Naast deze twee dienen van Suriname M.Th. Hijlaard (1890-1979), Anton de Kom (1898-1945) en Wim Bos-Verschuur (1904-1985) genoemd te worden. De Antilliaanse eilanden bezitten in deze tijd enkele schrijvers die in het Papiamento en Spaans schreven. Ook in deze tijd manifesteert zich het echte Antilliaanse talent nog niet in het Nederlands. Naargelang hun talent produceren deze auteurs óf heimat-literatuur voor eigen parochie óf werk van internationale allure. De besten onder hen zijn kosmopoliet en bewegen zich met gemak in diverse talen en culturen. Zij zijn degenen die de Nederlands-Caribische literatuur geïnitieerd hebben en haar op internationaal niveau hebben getild.

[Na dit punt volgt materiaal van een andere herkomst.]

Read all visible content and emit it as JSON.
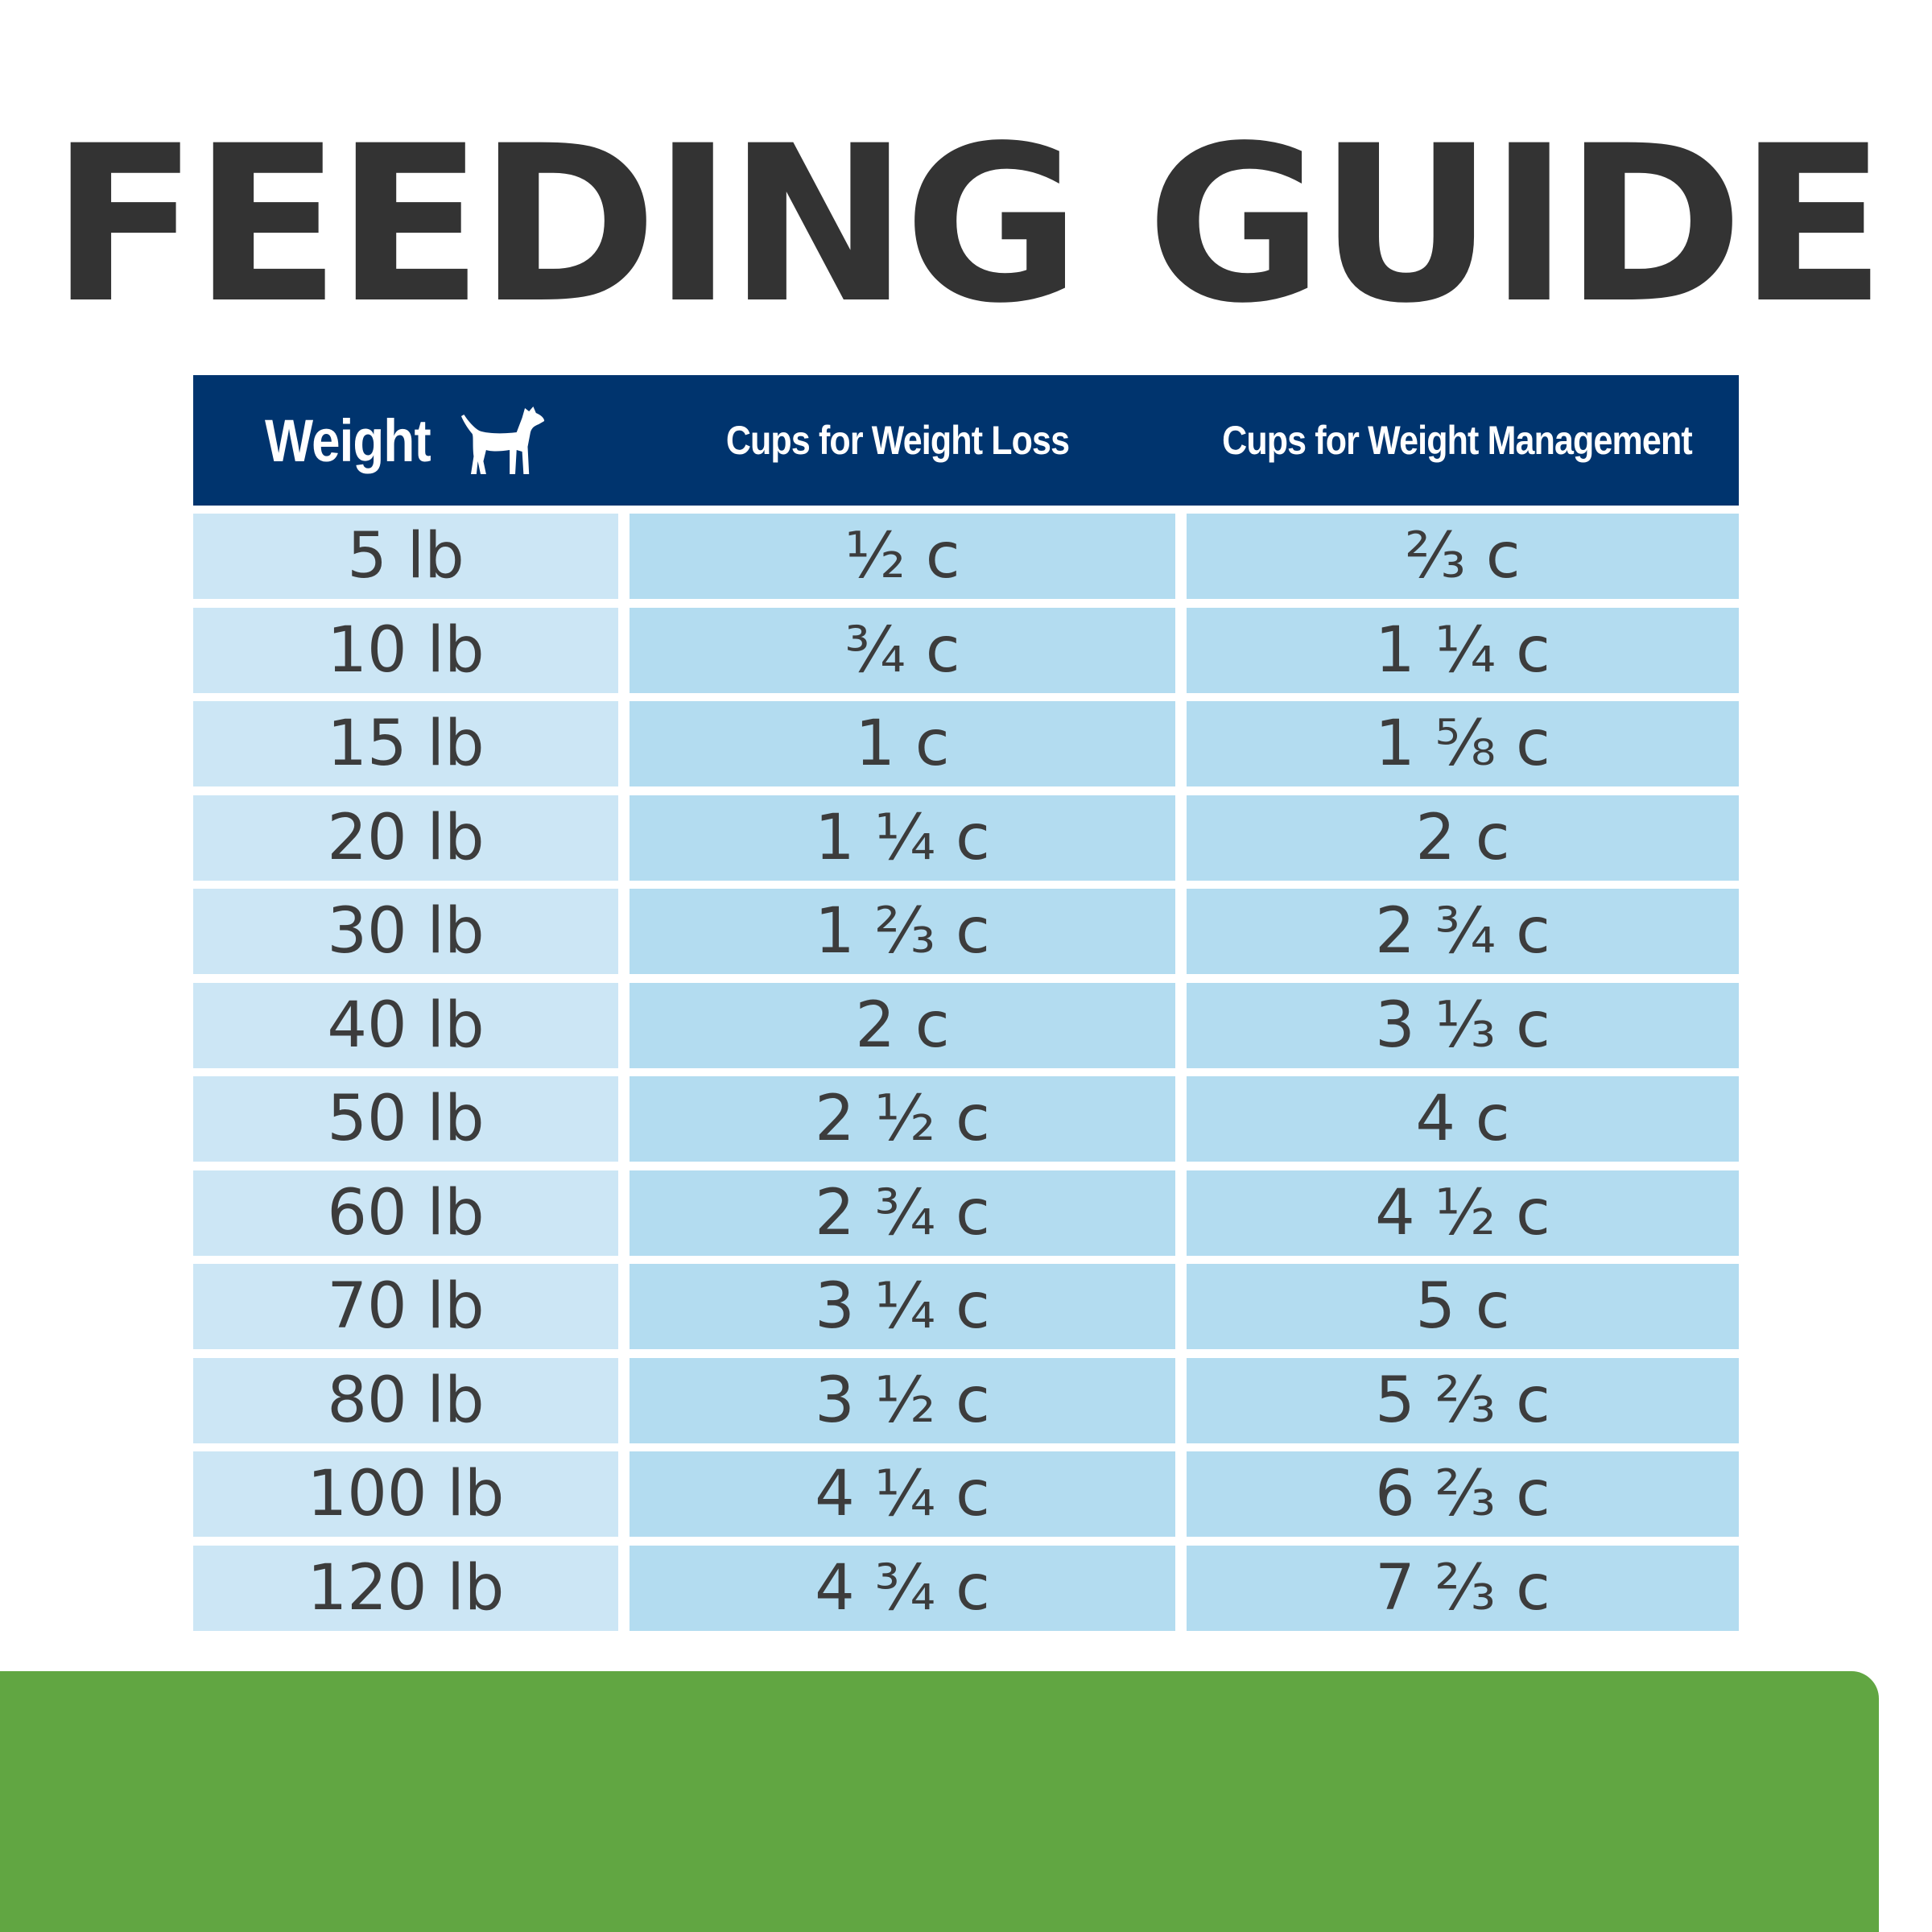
{
  "title": "FEEDING GUIDE",
  "table": {
    "headers": {
      "weight": "Weight",
      "loss": "Cups for Weight Loss",
      "management": "Cups for Weight Management"
    },
    "header_icon": "dog-icon",
    "colors": {
      "header_bg": "#00346e",
      "weight_col_bg": "#cce6f5",
      "value_col_bg": "#b3dcf0",
      "text": "#3c3c3c",
      "footer_green": "#61a642"
    },
    "rows": [
      {
        "weight": "5 lb",
        "loss": "½ c",
        "management": "⅔ c"
      },
      {
        "weight": "10 lb",
        "loss": "¾ c",
        "management": "1 ¼ c"
      },
      {
        "weight": "15 lb",
        "loss": "1 c",
        "management": "1 ⅝ c"
      },
      {
        "weight": "20 lb",
        "loss": "1 ¼ c",
        "management": "2 c"
      },
      {
        "weight": "30 lb",
        "loss": "1 ⅔ c",
        "management": "2 ¾ c"
      },
      {
        "weight": "40 lb",
        "loss": "2 c",
        "management": "3 ⅓ c"
      },
      {
        "weight": "50 lb",
        "loss": "2 ½ c",
        "management": "4 c"
      },
      {
        "weight": "60 lb",
        "loss": "2 ¾ c",
        "management": "4 ½ c"
      },
      {
        "weight": "70 lb",
        "loss": "3 ¼ c",
        "management": "5 c"
      },
      {
        "weight": "80 lb",
        "loss": "3 ½ c",
        "management": "5 ⅔ c"
      },
      {
        "weight": "100 lb",
        "loss": "4 ¼ c",
        "management": "6 ⅔ c"
      },
      {
        "weight": "120 lb",
        "loss": "4 ¾ c",
        "management": "7 ⅔ c"
      }
    ]
  }
}
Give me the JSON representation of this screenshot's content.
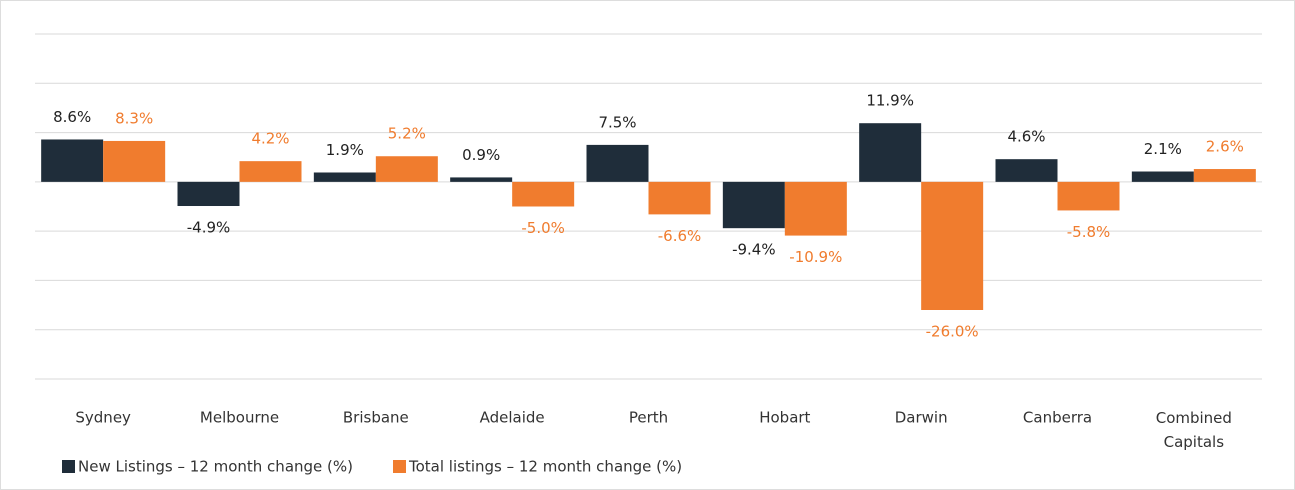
{
  "chart_data": {
    "type": "bar",
    "categories": [
      "Sydney",
      "Melbourne",
      "Brisbane",
      "Adelaide",
      "Perth",
      "Hobart",
      "Darwin",
      "Canberra",
      "Combined Capitals"
    ],
    "series": [
      {
        "name": "New Listings – 12 month change (%)",
        "color": "#1f2d3a",
        "values": [
          8.6,
          -4.9,
          1.9,
          0.9,
          7.5,
          -9.4,
          11.9,
          4.6,
          2.1
        ],
        "value_labels": [
          "8.6%",
          "-4.9%",
          "1.9%",
          "0.9%",
          "7.5%",
          "-9.4%",
          "11.9%",
          "4.6%",
          "2.1%"
        ]
      },
      {
        "name": "Total listings – 12 month change (%)",
        "color": "#f07c2e",
        "values": [
          8.3,
          4.2,
          5.2,
          -5.0,
          -6.6,
          -10.9,
          -26.0,
          -5.8,
          2.6
        ],
        "value_labels": [
          "8.3%",
          "4.2%",
          "5.2%",
          "-5.0%",
          "-6.6%",
          "-10.9%",
          "-26.0%",
          "-5.8%",
          "2.6%"
        ]
      }
    ],
    "ylim": [
      -40,
      30
    ],
    "yticks": [
      -40,
      -30,
      -20,
      -10,
      0,
      10,
      20,
      30
    ],
    "grid": true,
    "legend": "bottom-left"
  }
}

Zowel Cola Debrot als Albert Helman leefden het grootste deel van hun leven in Europa en analyseerden de gevolgen van de koloniale geschiedenis voor hun persoonlijke leven en hun positie temidden van de multi-raciale bevolkingsstructuren in hun landen van herkomst. Ze richtten zich daarbij op een Europees leespubliek en vonden zo aanvankelijk een plaatsje als ‘exotische’ schrijvers binnen de Europees-Nederlandse context. Albert Helman pleitte in zijn debuutroman Zuid-Zuid-West (1926) voor meer aandacht voor de oorspronkelijke Indiaanse bewoners van Surinames binnenland: ‘Alle koloniaal bezit is vrijwillig op zich nemen van een plicht... Indien gij slechts wist hoe schoon dit land is, hoe innig het leven daar... Mijn arm, arm land...’ (112) Cola Debrot bepaalde in zijn debuutroman Mijn zuster de negerin (1935) de positie van de witte ten opzichte van de gekleurde Curaçaoenaar; zijn antwoord was dat ze door de historische banden als familie met elkaar verbonden zijn. Beide auteurs bouwden een groot oeuvre op, maar bleven in eigen land lange tijd eenzame voorlopers die nauwelijks weerklank of waardering vonden. Maar met hun analyse van de Caribische mens in zijn multi-raciale samenleving, diens houding ten opzichte van zijn specifieke geschiedenis, en de migratie waren er drie dominante thema's voor de volgende decennia gegeven.
Een volgende generatie zal in de auteurs Rudy van Lier (1914-1987), Hugo Pos (1913), René de Rooy (1917-1974), Oda Blinder (1918-1969), Boeli van Leeuwen (1922), Jules de Palm (1922), Tip Marugg (1923), E. Bruma (1925), Shrinivasi (1926), Charles Corsen (1927-1994), Bernardo Ashetu (1929-1982) een aantal grote talenten voortbrengen.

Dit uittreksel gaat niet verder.